Provokation, Tabubruch und legendäre Kabarettbühnen

Wie sah er aus, der vielbeschworene Tanz auf dem Vulkan, um den ersten Weltkrieg und vor dem Börsencrash 1929? In ganz Europa brodelt und gärt es. Kritisch-satirische Töne zu Politik und Gesellschaft ertönen aus den Kabaretts, die wie Pilze aus dem Boden schießen. Frauen befreien sich von Korsett und Konvention, tanzen kniefrei mit Bubikopf, werden selbständig, berufstätig und sagen ihre Meinung. Was für die einen Ausdruck von Lebensfreude und Freiheit bedeutet, ist für die anderen Provokation und Tabubruch. Skandal und Erfolg liegen nah beieinander. Zum Beispiel bei der neuen Körperlichkeit der hautnahen Tänze wie Tango, Schimmy und Black Bottom oder Schlagern mit explizit oder hintergründig frivolen Texten, die nicht nur in den neu aufkommenden Lesben- und Schwulenclubs zu hören sind. Auch Brechts episches Theater mit der Musik von Kurt Weill wird als skandalös empfunden. Kommen Sie mit in legendäre Kabarettbühnen mit Programmen von Tucholsky, Klabund und Hollaender oder in eins der Revue-, Varieté- oder Burlesquetheater wie dem Moulin Rouge in Paris.

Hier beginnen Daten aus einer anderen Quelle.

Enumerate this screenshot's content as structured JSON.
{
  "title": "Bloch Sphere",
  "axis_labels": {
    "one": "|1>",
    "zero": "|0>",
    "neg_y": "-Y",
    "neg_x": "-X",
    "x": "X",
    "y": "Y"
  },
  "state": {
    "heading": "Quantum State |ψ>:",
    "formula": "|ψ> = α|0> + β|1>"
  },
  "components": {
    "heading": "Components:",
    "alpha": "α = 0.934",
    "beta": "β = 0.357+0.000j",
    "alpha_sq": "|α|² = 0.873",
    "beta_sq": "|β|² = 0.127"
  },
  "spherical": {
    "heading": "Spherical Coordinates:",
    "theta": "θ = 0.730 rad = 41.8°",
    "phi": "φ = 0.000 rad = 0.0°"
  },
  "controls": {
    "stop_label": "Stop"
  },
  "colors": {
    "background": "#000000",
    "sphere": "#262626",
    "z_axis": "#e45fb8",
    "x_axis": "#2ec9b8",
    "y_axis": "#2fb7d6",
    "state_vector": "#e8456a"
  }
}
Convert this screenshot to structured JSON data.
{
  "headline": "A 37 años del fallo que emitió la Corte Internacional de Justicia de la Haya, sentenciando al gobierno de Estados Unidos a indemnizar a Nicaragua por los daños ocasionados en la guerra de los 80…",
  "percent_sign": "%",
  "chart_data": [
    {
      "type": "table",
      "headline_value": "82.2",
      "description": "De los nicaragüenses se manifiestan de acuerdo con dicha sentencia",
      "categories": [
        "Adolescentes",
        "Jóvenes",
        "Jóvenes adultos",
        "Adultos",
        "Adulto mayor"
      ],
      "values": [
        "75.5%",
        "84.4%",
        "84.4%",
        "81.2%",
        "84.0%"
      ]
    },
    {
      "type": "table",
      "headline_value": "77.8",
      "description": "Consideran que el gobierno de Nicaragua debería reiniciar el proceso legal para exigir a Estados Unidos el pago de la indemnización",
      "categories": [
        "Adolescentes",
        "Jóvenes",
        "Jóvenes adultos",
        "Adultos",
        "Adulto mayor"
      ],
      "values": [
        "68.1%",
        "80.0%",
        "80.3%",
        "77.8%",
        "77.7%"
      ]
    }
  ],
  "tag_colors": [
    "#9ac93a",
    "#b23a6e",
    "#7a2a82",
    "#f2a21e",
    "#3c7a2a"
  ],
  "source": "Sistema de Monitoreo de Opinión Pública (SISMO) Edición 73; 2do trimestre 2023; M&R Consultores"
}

Grenzenlos & horizonterweiternd: In den Metropolen Europas nach 1918

Dekadent, exaltiert, frivol und verrucht – Tabubrüche waren in den Clubs, Bars, Tanzdielen und Cafés wie auch auf den Theaterbühnen und Konzertsälen der 20er Jahre in Berlin, Paris und anderen Metropolen Europas Programm: Lassen Sie sich von der Sängerin und Cellistin Aglaja Camphausen und Michael Hönes am Klavier auf eine musikalische Entdeckungsreise in die Welt der Grenzüberschreitungen mitnehmen.

 


Lassen Sie sich überraschen, frönen Sie einen Abend lang ohne Reue dem Tabu in all seinen Facetten.